Recognized as one of the leading American artists of the twentieth century and a key figure among the second generation of post-war American abstract painters, Helen Frankenthaler (1928–2011) is widely credited for her pivotal role in the transition from Abstract Expressionism to Color Field painting. She continued to innovate in painting, works on paper, graphics, and other media throughout her long career spanning six decades.
Of her graphic works, Frankenthaler is best known for woodcuts, which she began in 1973 and continued until the end of her career. Her bold experiments in and embrace of this medium are acknowledged with launching its resurgence among artists active in the late twentieth century.

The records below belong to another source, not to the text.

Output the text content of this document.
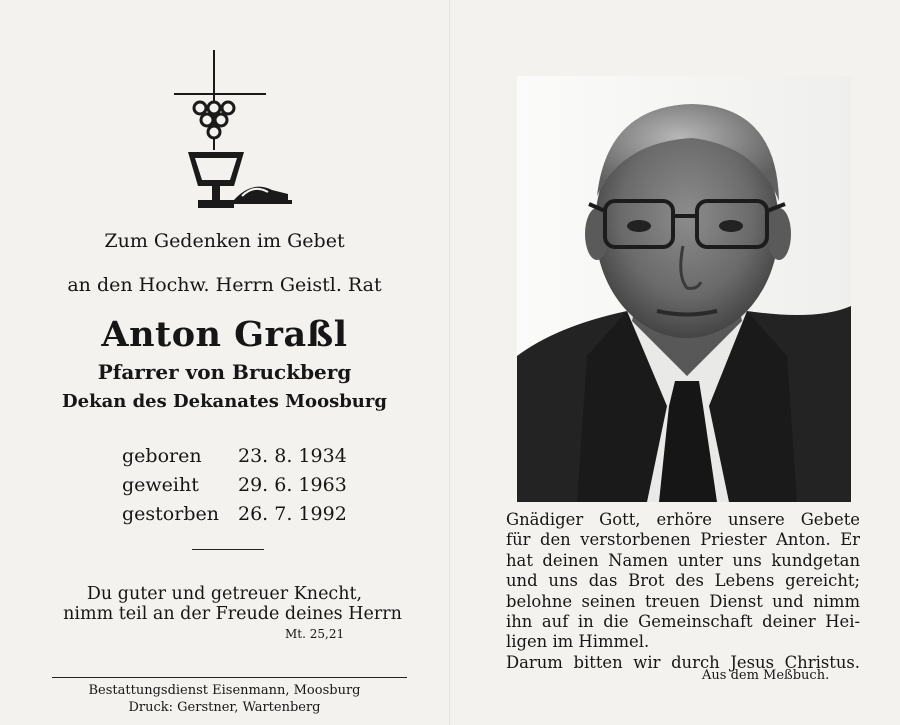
Zum Gedenken im Gebet
an den Hochw. Herrn Geistl. Rat
Anton Graßl
Pfarrer von Bruckberg
Dekan des Dekanates Moosburg
geboren	23. 8. 1934
geweiht	29. 6. 1963
gestorben	26. 7. 1992
Du guter und getreuer Knecht,
nimm teil an der Freude deines Herrn
Mt. 25,21
Bestattungsdienst Eisenmann, Moosburg
Druck: Gerstner, Wartenberg
Gnädiger Gott, erhöre unsere Gebete
für den verstorbenen Priester Anton. Er
hat deinen Namen unter uns kundgetan
und uns das Brot des Lebens gereicht;
belohne seinen treuen Dienst und nimm
ihn auf in die Gemeinschaft deiner Hei-
ligen im Himmel.
Darum bitten wir durch Jesus Christus.
Aus dem Meßbuch.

The exhibition Helen Frankenthaler Woodcuts: Prints and Proofs brings together 23 of her groundbreaking works from 1973 to 2009, as well as 25 proofs and original paintings on wood used to make several of the images. It includes her best-known examples, ranging from the early East and Beyond (1973), Savage Breeze (1974), and Essence Mulberry (1977) to Cameo (1980), Cedar Hill (1983), and Radius (1993) to later works such as the Tales of Genji series (1998), Madame Butterfly (2000), and her last woodcut, Weeping Crabapple (2009). Each reveals a distinctive approach to color and form and a desire to push the limits of what had been thought feasible in the processes of making woodcuts.
Embracing risk and never confining herself to tradition, Frankenthaler expanded the formal possibilities of the medium and remains among its greatest innovators. To produce woodcuts in her unique style, Frankenthaler worked with several renowned print publishers, beginning with Tatyana Grosman of Universal Limited Art Editions (ULAE) and then later collaborating with Kenneth Tyler at Tyler Graphics Ltd., Garner Tullis, Kathan Brown at Crown Point Press, and Pace Editions, Inc.
Commenting on her practice, she once said, “The process of woodcuts—methods and materials—is totally different from painting or lithography or etching or anything else. That process engaged me…I had to learn from what it offered, what it resisted and what I could bring to it...My first woodcuts were done with jigsaws…Nobody else was making woodcuts on that scale or of that nature. These were very daring and exciting for everybody.”1
Helen Frankenthaler – Woodcuts: Prints and Proofs is curated by independent curator Dana Høegh and realized with loans from the Helen Frankenthaler Foundation, New York.